Toutefois, il alerte sur les risques liés au changement, notamment sur le travail des juges. « Il convient de faire remarquer que la nécessité d’effectuer des changements place le juge devant un dilemme délicat, puisque le changement peut parfois être préjudiciable à la sécurité, à la certitude et à la stabilité », rappelle-t-il au passage. Pour y parer, il invite les juges à concilier la nécessité du changement et la nécessité de stabilité, convaincu qu’une stabilité sans changement conduit à la dégénérescence, pis, à l’anarchie.

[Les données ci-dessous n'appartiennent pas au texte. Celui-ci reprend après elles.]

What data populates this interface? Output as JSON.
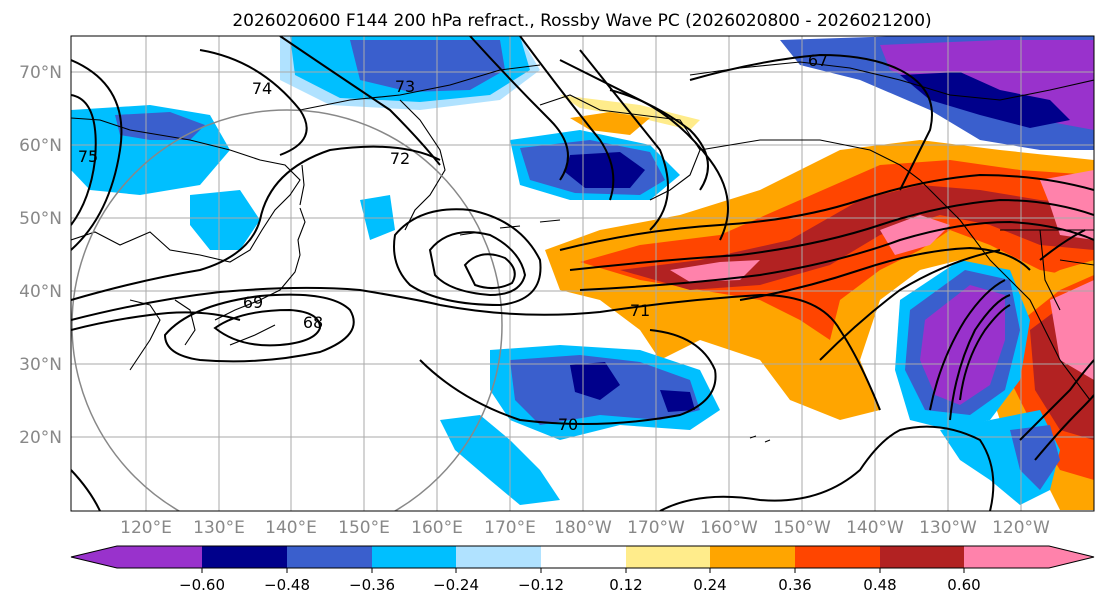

Rappelant en outre le rôle du juge, il révèle qu’il doit contribuer à faire coïncider les besoins de la société et le droit sans toutefois permettre au système juridique de dégénérer ou de basculer dans l’anarchie. « Le juge doit garantir la stabilité dans le changement ainsi que le changement dans la stabilité », précise Me Malick Sall. Cependant, le garde des Sceaux met en garde les juges contre la complexité du droit qui, rappelle-t-il, n'est pas seulement composé de logique ou de vécu, mais combine plutôt les deux. Revenant en outre sur la thématique retenue cette année, à savoir « la Justice et de l’Etat de droit », il renseigne que la notion d’Etat de droit est assimilée à un État dans lequel les normes juridiques sont hiérarchisées de telle sorte que sa puissance s’en trouve limitée.
A l’en croire, en dépit des trajectoires historiques spécifiques à chaque Etat et des contingences géographiques, les exigences de la mondialisation obligent désormais le juge à davantage se hisser au cœur des préoccupations de sa société. Autrement dit, il estime qu’il est de plus en plus demandé au juge et à l’institution judiciaire de jouer un rôle déterminant dans la refondation du contrat social entre les citoyens et les institutions supposées les servir.
Une extension du champ d’intervention du juge qui, de l’avis de Me Malick Sall, est dictée par une aspiration au passage d’un État légal à un Etat de droit garantissant les libertés fondamentales aux citoyens.